Olympians train for years, sometimes their entire lives, to become the best of the best at what they do. And some athletes even manage to compete at that high level in more than one sport. Just a handful of people, seven in total, have managed to take home medals in both the Summer and Winter Olympics, in entirely different events. These multitalented athletes switched between disciplines that were sometimes dramatically dissimilar — think going from running in the summer to bobsledding in winter.
The first athlete to medal in both the Summer and Winter Games was American boxer Eddie Eagan. He took home a gold medal at the 1920 Summer Olympics in Belgium, then continued to collect accolades in the sport, including a two-year undefeated world tour. His Winter Games gold medal, on the other hand, came almost by happenstance. A friend asked him to be on the 1932 United States bobsled team, and despite having never been in a bobsled before then, he was part of the four-man team that took home gold that year.
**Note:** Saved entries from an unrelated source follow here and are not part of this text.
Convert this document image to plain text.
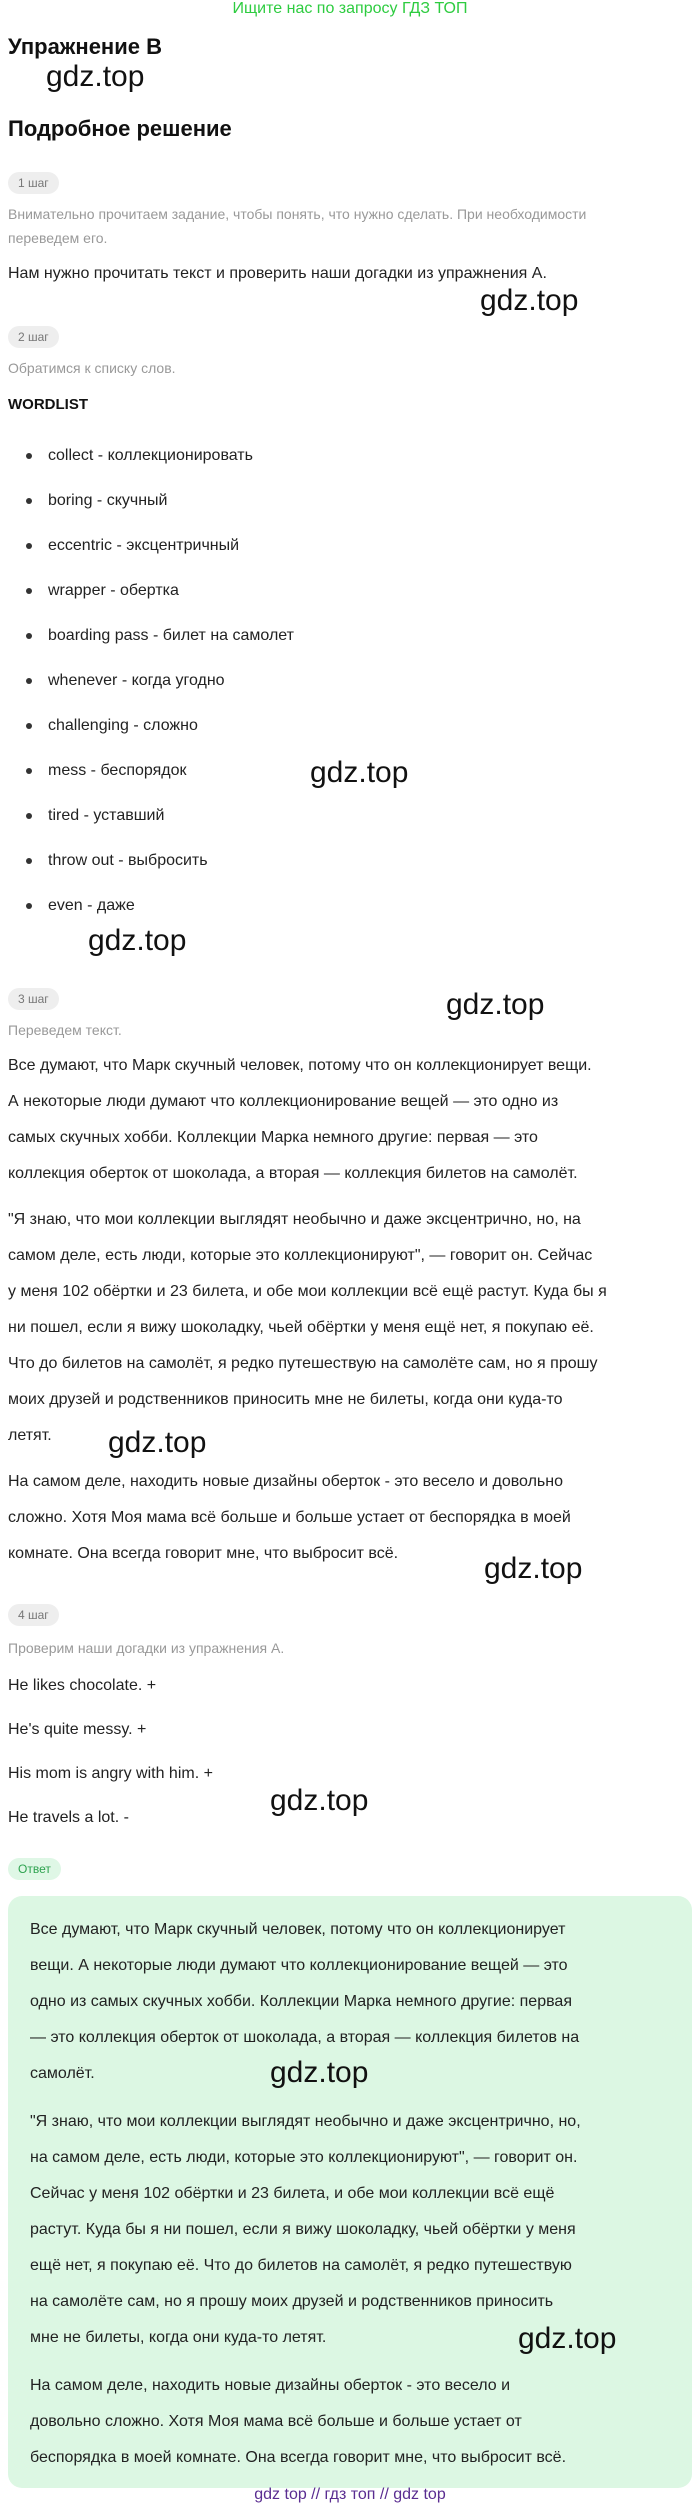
Ищите нас по запросу ГДЗ ТОП
Упражнение В
gdz.top
Подробное решение
1 шаг
Внимательно прочитаем задание, чтобы понять, что нужно сделать. При необходимости
переведем его.
Нам нужно прочитать текст и проверить наши догадки из упражнения А.
gdz.top
2 шаг
Обратимся к списку слов.
WORDLIST
collect - коллекционировать
boring - скучный
eccentric - эксцентричный
wrapper - обертка
boarding pass - билет на самолет
whenever - когда угодно
challenging - сложно
mess - беспорядок
tired - уставший
throw out - выбросить
even - даже
gdz.top
gdz.top
3 шаг
Переведем текст.
gdz.top
Все думают, что Марк скучный человек, потому что он коллекционирует вещи.
А некоторые люди думают что коллекционирование вещей — это одно из
самых скучных хобби. Коллекции Марка немного другие: первая — это
коллекция оберток от шоколада, а вторая — коллекция билетов на самолёт.
"Я знаю, что мои коллекции выглядят необычно и даже эксцентрично, но, на
самом деле, есть люди, которые это коллекционируют", — говорит он. Сейчас
у меня 102 обёртки и 23 билета, и обе мои коллекции всё ещё растут. Куда бы я
ни пошел, если я вижу шоколадку, чьей обёртки у меня ещё нет, я покупаю её.
Что до билетов на самолёт, я редко путешествую на самолёте сам, но я прошу
моих друзей и родственников приносить мне не билеты, когда они куда-то
летят. gdz.top
На самом деле, находить новые дизайны оберток - это весело и довольно
сложно. Хотя Моя мама всё больше и больше устает от беспорядка в моей
комнате. Она всегда говорит мне, что выбросит всё.	gdz.top
4 шаг
Проверим наши догадки из упражнения А.
He likes chocolate. +
He's quite messy. +
His mom is angry with him. +
He travels a lot. -
gdz.top
Ответ
Все думают, что Марк скучный человек, потому что он коллекционирует
вещи. А некоторые люди думают что коллекционирование вещей — это
одно из самых скучных хобби. Коллекции Марка немного другие: первая
— это коллекция оберток от шоколада, а вторая — коллекция билетов на
самолёт.	gdz.top
"Я знаю, что мои коллекции выглядят необычно и даже эксцентрично, но,
на самом деле, есть люди, которые это коллекционируют", — говорит он.
Сейчас у меня 102 обёртки и 23 билета, и обе мои коллекции всё ещё
растут. Куда бы я ни пошел, если я вижу шоколадку, чьей обёртки у меня
ещё нет, я покупаю её. Что до билетов на самолёт, я редко путешествую
на самолёте сам, но я прошу моих друзей и родственников приносить
мне не билеты, когда они куда-то летят.	gdz.top
На самом деле, находить новые дизайны оберток - это весело и
довольно сложно. Хотя Моя мама всё больше и больше устает от
беспорядка в моей комнате. Она всегда говорит мне, что выбросит всё.
gdz top // гдз топ // gdz top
Eagan was joined in this rare feat by Norway’s Jacob Tullin Thams, who became the first-ever Olympic ski jump gold medalist in 1924 and then won his second medal as part of the Norwegian yachting team in 1936. In 1988, Germany’s Christa Luding-Rothenburger became the only athlete to medal in the Summer and Winter Olympics in the same year; she earned a gold and silver for speed skating in Calgary and a silver for track cycling in Seoul. (After 1992, the Games shifted to two years apart, so it’s a hard act to repeat.)
Other athletes to medal in both the Summer and Winter Olympics include Canadian Clara Hughes (cycling and speed skating), American Lauryn Williams (track and bobsled), and American Eddy Alvarez (baseball and speed skating). The most recent addition to the list is German athlete Alexandra Burghardt, who won a bronze medal in the 4 x 100-meter relay in 2024 after taking home silver in the two-woman bobsleigh in 2022.